«La bruttezza orrenda di quella donna»: Fosca, un romanzo scapigliato

Nel 1869, in una Milano oscura, venne pubblicato Fosca, uno dei romanzi simbolo di un movimento letterario e artistico di fine Ottocento: la Scapigliatura.

Le tematiche presenti all’interno di questo movimento di fine Ottocento sono davvero numerose e sono sia politiche sia di natura prettamente letteraria, in particolare è presente una passione folle per quelle che si potrebbero definire “oscure”: la malattia, la deformazione, il mistero, l’ignoto e la bruttezza. Si tratta di temi che si trovano nel romanzo Fosca di Iginio Ugo Tarchetti.

L’opera viene pubblicata nel 1869 sulla rivista «Il Pungolo». L’autore muore di tisi all’età trent’anni, quando non ha terminato il penultimo capitolo, completato, in seguito, dall’amico Salvatore Farina.

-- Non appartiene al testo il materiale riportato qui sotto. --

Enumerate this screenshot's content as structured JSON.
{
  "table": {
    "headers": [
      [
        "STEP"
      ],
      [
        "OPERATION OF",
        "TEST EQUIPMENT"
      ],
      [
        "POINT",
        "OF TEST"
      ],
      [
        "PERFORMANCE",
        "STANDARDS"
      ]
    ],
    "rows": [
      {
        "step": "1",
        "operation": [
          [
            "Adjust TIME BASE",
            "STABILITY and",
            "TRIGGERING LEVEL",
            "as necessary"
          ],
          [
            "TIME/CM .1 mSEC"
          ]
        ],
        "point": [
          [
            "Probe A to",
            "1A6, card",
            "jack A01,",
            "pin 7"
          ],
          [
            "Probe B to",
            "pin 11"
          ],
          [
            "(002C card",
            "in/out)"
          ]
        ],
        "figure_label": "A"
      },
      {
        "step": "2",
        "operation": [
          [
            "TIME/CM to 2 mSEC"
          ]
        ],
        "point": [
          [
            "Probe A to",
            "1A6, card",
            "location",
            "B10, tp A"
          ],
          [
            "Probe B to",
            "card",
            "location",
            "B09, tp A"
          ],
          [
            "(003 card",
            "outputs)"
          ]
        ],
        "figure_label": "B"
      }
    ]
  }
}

Fosca sottolinea il cambiamento della Musa agli occhi dell’artista che si verifica tra la fine dell’Ottocento e l’inizio del Novecento. Dimenticando le Muse classiche con i loro canoni di bellezza oggettivamente belli, ora – e da qui, come scrisse De Benedetti, assisteremo ad una vera e propria calata dei brutti – la Musa è una donna di una «bruttezza orrenda»; non solo, anche malata.

Il protagonista del romanzo, Giorgio, ha una relazione d’amore con la bella e solare Clara ma in seguito finisce con l’amare invece Fosca, diametralmente opposta a Clara sotto qualsiasi punto di vista. Nonostante queste differenze, Giorgio alla fine si convince che l’unico vero amore della sua vita è quello per Fosca e passa con lei una notte d’amore che sarà fatale per la donna e da cui egli esce affetto dagli stessi sintomi di epilessia che avevano colpito l’amante. Il tema romantico dell’amore-morte assume qui tratti esasperati e morbosi che sembrano anticipare problematiche decadenti.

Il personaggio di Fosca ci viene raccontato fin dai tempi della sua infanzia: la madre ne elogiava l’inesistente bellezza, ma Fosca si rende ben presto conto del suo aspetto fisico e il suo sogno d’essere amata si distrugge come gli specchi, anche interiori, nei quali osserva le sue deformità e turpitudini. Fosca, tuttavia, è desiderosa d’amore: d’essere amata e, soprattutto, di amare. È proprio qui la meraviglia di questo personaggio femminile: riuscire, nonostante i propri difetti, a cercare l’amore e lo troverà in maniera fatale.

La bellezza e la modernità del romanzo breve Fosca è anche questo: anticipare e andare oltre. Anticipare innanzitutto una tematica sociale che si svilupperà un cinquantennio dopo rispetto alla pubblicazione del romanzo (1869), ovvero la questione femminile e l’inserimento a pieno titolo della donna nella vita sociale. Il romanzo dimostra infatti una sensibilità nei confronti della condizione delle donne e della loro realizzazione come individui: realizzazione che al tempo poteva manifestarsi solo attraverso l’essere desiderate, amate.

Ma conta soprattutto l’andare oltre: Fosca che tenta, per il suo stesso bene, di invertire le norme sociali e realizzarsi non essendo amata, ma amando e andando oltre alla sua bruttezza che, alla fine, rimane il fascino principale di questo capolavoro di fine Ottocento.